Permanent Traveling is a well-documented Personality Disorder, and there are additional unsavory related compulsions. These people need help.
Ah, the digital nomad. Those who have left the rat race behind, or perhaps they have taken it with them? Digitized its essential nature? Is in fact a symptom of the problem and not a purported cure? Perhaps this behavior is better understood, as it should be, and has been, documented since the late 19th century.
The compulsion to travel, as it is manifested in the disorder known as Dromomania, also called Traveling Fugue: an uncontrollable psychological urge to wander.
More generally, the term is sometimes used to describe people who have a strong emotional or even physical need to be constantly traveling and experiencing new places, often at the expense of their normal family, work, and social lives. —Wikipedia
As one who lives in a place known for these itinerant travelers and wandering digital workers, their rather odd behavior makes a lot more sense from the perspective of a compulsive mental disorder. First, though, we have to disassociate the behavior from the pretty wrapping and trappings of a fantasy of getting away from the mundane world, and living in exotic locations, but without actually settling down there. The life of the hobo has held sway over romantic (the literary movement, not the psychological state) notions of nature and escape from civilization.
So what other compulsive or dysphoric traits and conditions persist?
One such is living as cheaply as possible – Miserliness. Technically this is Obsessive-Compulsive Personality Disorder-related Frugality — what Freud called the anal-retentiveness or a problem with toilet training. For example, all-day Internet access purchased for the cost of a single cup of coffee. Yes those squirming digital itinerants are squirming about more than their dose of caffeine or digitalia.
Another disorder is Hypergraphia, an intense desire to write. But not only write as in a private avocation but public writing, or picture taking (or a combination) combined with a strong desire to popularize this material, if even among a set of acquaintances.
This is a sort of literary Exhibitionism, albeit perhaps without malicious intent. What is exhibited, besides the physical writing or picture taking (moving and otherwise), is not so much a sexual organ, but something akin to the organ of travel, and its related erogenous zones.

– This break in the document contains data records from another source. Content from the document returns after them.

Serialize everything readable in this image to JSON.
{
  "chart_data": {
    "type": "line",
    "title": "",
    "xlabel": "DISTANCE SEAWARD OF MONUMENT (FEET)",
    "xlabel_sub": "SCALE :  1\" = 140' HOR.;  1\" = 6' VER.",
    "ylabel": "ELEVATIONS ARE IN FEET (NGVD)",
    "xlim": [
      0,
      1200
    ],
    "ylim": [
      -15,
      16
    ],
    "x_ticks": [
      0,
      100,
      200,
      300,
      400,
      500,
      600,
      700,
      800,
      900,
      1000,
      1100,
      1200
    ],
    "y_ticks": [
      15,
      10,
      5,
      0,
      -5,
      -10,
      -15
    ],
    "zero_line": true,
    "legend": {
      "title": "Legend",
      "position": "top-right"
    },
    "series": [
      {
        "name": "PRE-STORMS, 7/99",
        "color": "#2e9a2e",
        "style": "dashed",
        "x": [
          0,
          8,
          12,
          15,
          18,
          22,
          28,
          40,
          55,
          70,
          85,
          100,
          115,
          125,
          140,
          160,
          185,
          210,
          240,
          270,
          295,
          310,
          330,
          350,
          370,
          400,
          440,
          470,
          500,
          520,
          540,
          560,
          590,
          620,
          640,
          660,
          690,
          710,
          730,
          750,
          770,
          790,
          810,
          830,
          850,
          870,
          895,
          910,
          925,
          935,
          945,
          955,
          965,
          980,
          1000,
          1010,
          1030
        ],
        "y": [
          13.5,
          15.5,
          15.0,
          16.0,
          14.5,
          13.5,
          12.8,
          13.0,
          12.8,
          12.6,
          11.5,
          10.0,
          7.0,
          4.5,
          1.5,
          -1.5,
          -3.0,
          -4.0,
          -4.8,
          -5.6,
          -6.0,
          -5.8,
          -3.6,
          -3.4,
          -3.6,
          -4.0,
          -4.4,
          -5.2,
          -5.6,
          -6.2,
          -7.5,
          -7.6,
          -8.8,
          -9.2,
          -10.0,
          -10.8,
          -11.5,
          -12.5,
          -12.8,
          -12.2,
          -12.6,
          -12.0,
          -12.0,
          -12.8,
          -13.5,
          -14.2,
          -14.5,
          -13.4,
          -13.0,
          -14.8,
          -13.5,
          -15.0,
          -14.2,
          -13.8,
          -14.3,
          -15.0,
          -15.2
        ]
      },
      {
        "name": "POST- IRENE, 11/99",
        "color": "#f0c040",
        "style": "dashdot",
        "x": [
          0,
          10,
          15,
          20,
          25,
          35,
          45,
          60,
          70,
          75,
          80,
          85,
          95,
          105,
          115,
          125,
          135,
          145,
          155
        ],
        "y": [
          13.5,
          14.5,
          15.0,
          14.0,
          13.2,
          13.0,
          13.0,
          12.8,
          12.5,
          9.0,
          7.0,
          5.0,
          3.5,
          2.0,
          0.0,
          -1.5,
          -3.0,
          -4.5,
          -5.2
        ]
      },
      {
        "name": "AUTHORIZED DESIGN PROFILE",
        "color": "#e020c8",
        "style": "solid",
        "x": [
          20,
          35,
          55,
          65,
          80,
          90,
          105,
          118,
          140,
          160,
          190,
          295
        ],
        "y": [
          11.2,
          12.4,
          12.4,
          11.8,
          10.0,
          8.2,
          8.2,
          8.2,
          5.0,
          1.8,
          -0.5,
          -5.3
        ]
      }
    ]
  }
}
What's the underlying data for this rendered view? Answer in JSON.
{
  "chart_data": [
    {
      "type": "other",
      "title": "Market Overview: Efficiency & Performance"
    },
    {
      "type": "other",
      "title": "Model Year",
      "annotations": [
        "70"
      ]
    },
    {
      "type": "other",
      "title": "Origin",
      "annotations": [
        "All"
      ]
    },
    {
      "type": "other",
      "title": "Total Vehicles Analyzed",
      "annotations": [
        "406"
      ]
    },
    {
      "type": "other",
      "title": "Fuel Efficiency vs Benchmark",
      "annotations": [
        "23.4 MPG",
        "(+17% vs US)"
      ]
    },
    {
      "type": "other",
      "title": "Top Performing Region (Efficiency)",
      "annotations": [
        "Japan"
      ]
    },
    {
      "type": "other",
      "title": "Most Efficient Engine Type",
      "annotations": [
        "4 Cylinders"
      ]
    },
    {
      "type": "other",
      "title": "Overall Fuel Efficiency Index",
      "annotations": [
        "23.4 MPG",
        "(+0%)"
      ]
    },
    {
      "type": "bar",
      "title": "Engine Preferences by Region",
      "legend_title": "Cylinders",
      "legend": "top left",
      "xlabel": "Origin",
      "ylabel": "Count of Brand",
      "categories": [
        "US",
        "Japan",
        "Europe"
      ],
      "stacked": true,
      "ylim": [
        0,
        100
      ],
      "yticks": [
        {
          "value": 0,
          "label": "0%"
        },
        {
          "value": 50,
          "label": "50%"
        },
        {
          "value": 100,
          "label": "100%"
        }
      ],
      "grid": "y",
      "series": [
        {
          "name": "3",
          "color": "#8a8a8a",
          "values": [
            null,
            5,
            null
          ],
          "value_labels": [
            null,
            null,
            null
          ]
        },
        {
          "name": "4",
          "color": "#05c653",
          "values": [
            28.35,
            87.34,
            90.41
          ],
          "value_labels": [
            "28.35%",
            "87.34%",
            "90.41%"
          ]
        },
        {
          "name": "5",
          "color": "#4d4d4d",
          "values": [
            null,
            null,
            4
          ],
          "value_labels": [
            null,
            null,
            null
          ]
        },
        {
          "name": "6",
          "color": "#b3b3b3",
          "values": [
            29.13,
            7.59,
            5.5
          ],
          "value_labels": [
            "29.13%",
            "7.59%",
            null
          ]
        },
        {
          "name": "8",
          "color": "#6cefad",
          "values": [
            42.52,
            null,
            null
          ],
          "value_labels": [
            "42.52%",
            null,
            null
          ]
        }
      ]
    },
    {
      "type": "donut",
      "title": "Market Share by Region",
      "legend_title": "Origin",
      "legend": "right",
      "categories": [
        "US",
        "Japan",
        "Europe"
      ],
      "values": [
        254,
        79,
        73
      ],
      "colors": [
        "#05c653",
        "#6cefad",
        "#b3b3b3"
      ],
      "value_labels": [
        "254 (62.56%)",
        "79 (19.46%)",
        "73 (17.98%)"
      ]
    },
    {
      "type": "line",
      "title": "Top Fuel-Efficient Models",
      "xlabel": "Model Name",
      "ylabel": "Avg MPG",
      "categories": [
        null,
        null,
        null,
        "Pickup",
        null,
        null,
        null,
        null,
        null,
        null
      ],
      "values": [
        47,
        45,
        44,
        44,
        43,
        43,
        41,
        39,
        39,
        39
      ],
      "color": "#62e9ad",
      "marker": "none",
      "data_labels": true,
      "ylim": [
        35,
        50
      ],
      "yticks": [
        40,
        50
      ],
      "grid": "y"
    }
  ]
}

As is now well-know, the obsessive-compulsive disorder to photograph and display the undigested contents of ones meals has become increasingly common. The memorializing of the most trivial thing as lunch, is sad indeed. It well may be related to expeditionary travelogues and the digital nomadic lifestyle, as by itself it may constitute an uncontrollable urge to wandering in miniature: Gastronomic wandering, the wandering of the stomach.